One particularly interesting discussion in the summary is the governing council’s introspection about whether the impact of last year’s rapid rate increases on consumer demand has not so much been inadequate – as further rate increases would imply – but, rather, unusually delayed.

Governing council kicked around the ideas that the COVID-19 pandemic created an unusually large amount of pent-up demand for services, and that improvements in supply chains have unlocked demand for goods. It considered that excess savings from the pandemic, together with unusually strong labour markets, have “mitigated” the effect of soaring borrowing costs. It mused that strong population growth has helped sustain demand.

But ultimately, the council – which is made up of Bank of Canada Governor Tiff Macklem and his deputy governors – decided that regardless of those possible explanations, demand is too strong, and that’s feeding more inflationary pressure than the bank can tolerate. The council wasn’t prepared to wait and see whether the anticipated effects of past rate hikes would eventually take hold.

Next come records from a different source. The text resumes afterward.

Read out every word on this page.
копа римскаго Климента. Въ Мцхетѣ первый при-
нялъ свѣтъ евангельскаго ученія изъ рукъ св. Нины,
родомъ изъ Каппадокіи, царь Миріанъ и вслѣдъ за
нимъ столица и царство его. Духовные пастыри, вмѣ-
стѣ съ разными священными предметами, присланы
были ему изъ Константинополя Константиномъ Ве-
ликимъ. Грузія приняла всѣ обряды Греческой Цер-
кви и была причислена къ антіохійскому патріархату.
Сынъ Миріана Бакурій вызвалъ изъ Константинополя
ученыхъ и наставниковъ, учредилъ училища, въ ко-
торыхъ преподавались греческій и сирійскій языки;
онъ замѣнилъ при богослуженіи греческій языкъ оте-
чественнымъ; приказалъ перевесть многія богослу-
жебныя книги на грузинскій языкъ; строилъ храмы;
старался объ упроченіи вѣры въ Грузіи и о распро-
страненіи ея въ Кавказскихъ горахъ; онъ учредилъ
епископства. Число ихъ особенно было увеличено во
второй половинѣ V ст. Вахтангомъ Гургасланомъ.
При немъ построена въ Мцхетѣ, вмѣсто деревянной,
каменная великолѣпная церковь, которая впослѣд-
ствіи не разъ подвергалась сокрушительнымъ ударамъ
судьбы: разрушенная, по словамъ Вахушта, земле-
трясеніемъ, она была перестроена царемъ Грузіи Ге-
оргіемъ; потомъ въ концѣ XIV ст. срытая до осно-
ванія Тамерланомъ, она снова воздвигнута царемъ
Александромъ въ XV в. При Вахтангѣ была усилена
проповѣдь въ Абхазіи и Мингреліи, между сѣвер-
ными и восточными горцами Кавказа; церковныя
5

“Members were of the view that with the resurgence in household spending growth, the pickup in consumer confidence, and the slowing in disinflationary momentum, monetary policy did not look to be sufficiently restrictive,” the bank said.

That sentence may provide a guide for what the bank will focus on as it considers whether to raise rates by another quarter-point in three weeks time. It will likely want evidence that consumers’ appetites are waning, and that the inflation numbers are back on course, before declaring its next truce on interest rates.

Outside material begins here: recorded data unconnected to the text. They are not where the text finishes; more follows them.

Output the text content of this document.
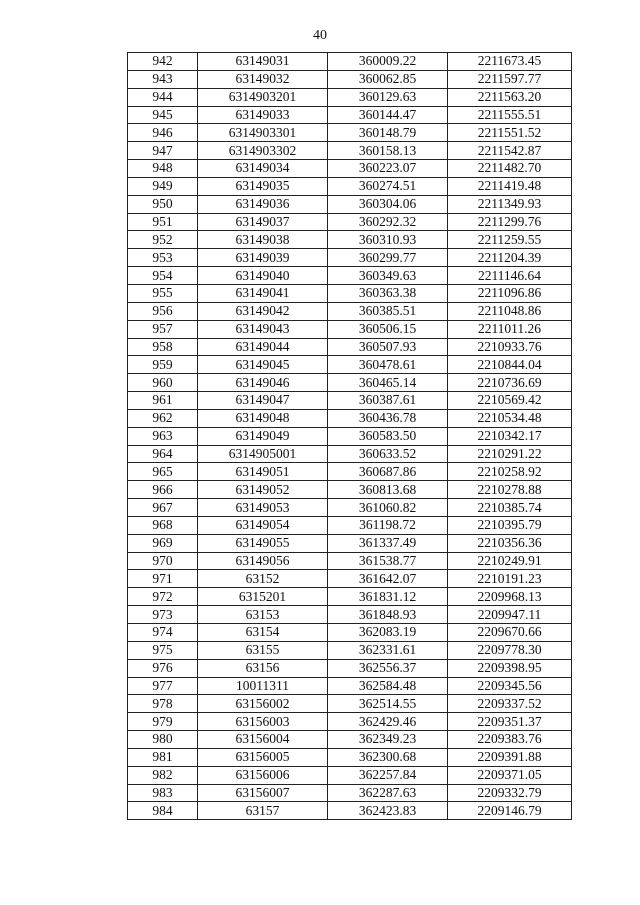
40
942	63149031	360009.22	2211673.45
943	63149032	360062.85	2211597.77
944	6314903201	360129.63	2211563.20
945	63149033	360144.47	2211555.51
946	6314903301	360148.79	2211551.52
947	6314903302	360158.13	2211542.87
948	63149034	360223.07	2211482.70
949	63149035	360274.51	2211419.48
950	63149036	360304.06	2211349.93
951	63149037	360292.32	2211299.76
952	63149038	360310.93	2211259.55
953	63149039	360299.77	2211204.39
954	63149040	360349.63	2211146.64
955	63149041	360363.38	2211096.86
956	63149042	360385.51	2211048.86
957	63149043	360506.15	2211011.26
958	63149044	360507.93	2210933.76
959	63149045	360478.61	2210844.04
960	63149046	360465.14	2210736.69
961	63149047	360387.61	2210569.42
962	63149048	360436.78	2210534.48
963	63149049	360583.50	2210342.17
964	6314905001	360633.52	2210291.22
965	63149051	360687.86	2210258.92
966	63149052	360813.68	2210278.88
967	63149053	361060.82	2210385.74
968	63149054	361198.72	2210395.79
969	63149055	361337.49	2210356.36
970	63149056	361538.77	2210249.91
971	63152	361642.07	2210191.23
972	6315201	361831.12	2209968.13
973	63153	361848.93	2209947.11
974	63154	362083.19	2209670.66
975	63155	362331.61	2209778.30
976	63156	362556.37	2209398.95
977	10011311	362584.48	2209345.56
978	63156002	362514.55	2209337.52
979	63156003	362429.46	2209351.37
980	63156004	362349.23	2209383.76
981	63156005	362300.68	2209391.88
982	63156006	362257.84	2209371.05
983	63156007	362287.63	2209332.79
984	63157	362423.83	2209146.79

On that front, the data for Canadian retail sales – released a few hours before the summary of deliberations – lend support to a July hike. Sales jumped a bigger-than-expected 1.1 per cent in April, and the gains were widespread, evidence of broad strength in consumer demand.

Next Tuesday, Statistics Canada will publish its May consumer price index report, which will provide critical insights into the path of inflation. It’s reasonable to assume that if those data don’t show substantial evidence of easing inflation pressures – especially in the trend in core inflation – the Bank of Canada will be leaning pretty emphatically toward a July rate hike.